Non me lo dicono le mamme, ma ce l’hanno stampato sulla fronte.
E allora non lo dico che tanto – ieri – quando ci ho provato a parlare dei fatti di Lavagna, il discorso è stato fatto scemare e la motivazione era: ” ma che ne sai tu dei fatti?”
Esattamente come di tutti agli altri accadimenti: che ne so?
Ma in qualche modo un’opinione posso farmela e l’opinione all’interno della testa gira, non si ferma lì, e viene elaborata, se ne parla, se ne legge, si cerca di capire.
Ma pare che sia io a fare le sentenze, perché mi esprimo, o se si vuole anche, mi espongo, mentre se non si dice nulla – in fondo, che male si fa: non si giudica e non giudicando ci si crede al riparo del giudizio degli altri e si conseguenza ci si assolve, automaticamente.
Intanto i genitori di loro stessi dicono “si sbaglia comunque ma è tanto difficile” mentre degli altri dicono “sbaglia veramente tutto, io almeno…”.
Tutti noi giudichiamo, e chi lo nega sa di mentire.

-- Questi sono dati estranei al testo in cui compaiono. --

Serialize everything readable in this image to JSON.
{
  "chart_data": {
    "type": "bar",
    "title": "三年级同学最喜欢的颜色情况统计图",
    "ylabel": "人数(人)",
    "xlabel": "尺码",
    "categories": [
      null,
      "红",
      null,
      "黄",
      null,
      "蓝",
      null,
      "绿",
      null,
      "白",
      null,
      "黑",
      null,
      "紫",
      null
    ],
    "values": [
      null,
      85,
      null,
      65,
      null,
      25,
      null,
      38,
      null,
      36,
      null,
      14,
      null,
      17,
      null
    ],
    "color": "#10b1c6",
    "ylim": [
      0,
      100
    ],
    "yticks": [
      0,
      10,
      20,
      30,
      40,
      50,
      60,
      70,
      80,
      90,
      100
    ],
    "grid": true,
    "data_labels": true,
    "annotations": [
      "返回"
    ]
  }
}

Io lo so, non sono genitore e quindi non mi  è permesso dire la mia.
Io però una cosa la so, che c’è una bella differenza tra autorevolezza e autorità.
E che se i genitori continueranno a fare finta di essere amici dei figli, la prima non ci sarà mai e ricorrere all’uso della seconda sarà fallimentare.
Se non ti sei accorto del malessere di tuo figlio, hai fallito.
Puoi non riuscire a farti capire, puoi sbattere la testa al muro, ma pensare che il problema siano le canne (e chi lo dice non se ne è mai fatta una) vuol dire che se lasciavi stare il mestiere di genitore e ti davi al cucito, sarebbe stato meglio per tutti.
Soprattutto per quel ragazzo di 16 anni che piuttosto che spiegarsi ha preferito morire.